Norm: I am going to have to agree with Larry (on French not the dubious relevance of non-finite constructions).

Its a bit like encouraging water to flow uphill – French as a language in Canada and even Quebec seems to require an unequal playing field.

For instance, my kids went to the French School system in Ottawa (next to Quebec) that was open only to children of French speaking parents (usually both) and they would get a detention if caught speaking English inside the school (outside an English course). But I almost never heard any of the kids speaking French in the school yard or on the way home – they just flowed back to speaking English.
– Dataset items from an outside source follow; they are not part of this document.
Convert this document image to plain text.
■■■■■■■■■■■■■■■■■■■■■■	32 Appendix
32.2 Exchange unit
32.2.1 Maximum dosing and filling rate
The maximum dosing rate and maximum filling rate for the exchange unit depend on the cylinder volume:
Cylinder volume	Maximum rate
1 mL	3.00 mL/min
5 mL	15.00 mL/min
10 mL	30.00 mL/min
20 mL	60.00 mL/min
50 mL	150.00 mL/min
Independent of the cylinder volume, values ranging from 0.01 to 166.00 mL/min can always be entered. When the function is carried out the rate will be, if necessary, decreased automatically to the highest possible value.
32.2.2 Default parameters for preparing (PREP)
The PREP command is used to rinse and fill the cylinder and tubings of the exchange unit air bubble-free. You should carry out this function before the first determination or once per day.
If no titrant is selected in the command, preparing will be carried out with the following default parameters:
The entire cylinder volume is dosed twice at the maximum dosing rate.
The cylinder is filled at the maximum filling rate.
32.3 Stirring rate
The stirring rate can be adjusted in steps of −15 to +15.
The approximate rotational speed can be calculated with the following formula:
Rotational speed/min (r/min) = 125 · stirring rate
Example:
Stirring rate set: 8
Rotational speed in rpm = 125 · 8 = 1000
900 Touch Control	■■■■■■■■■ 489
But providing this unfair playing field, no matter how well motivated, creates opportunities for being unfair, ludicrous and even outright mean.

Also, Montreal is about the most English friendly city in Quebec – so you have seen a biased sample.

2. Posted August 9, 2013 at 6:04 pm | Permalink | Reply

I believe that schoolkids in Quebec are required to learn English from the beginning, so the government can’t be said to be suppressing English.

By the way, I didn’t attend the Efron or Johnstone talks either. Is your talk on your Web page? I see a paper there with the word “homology” on it.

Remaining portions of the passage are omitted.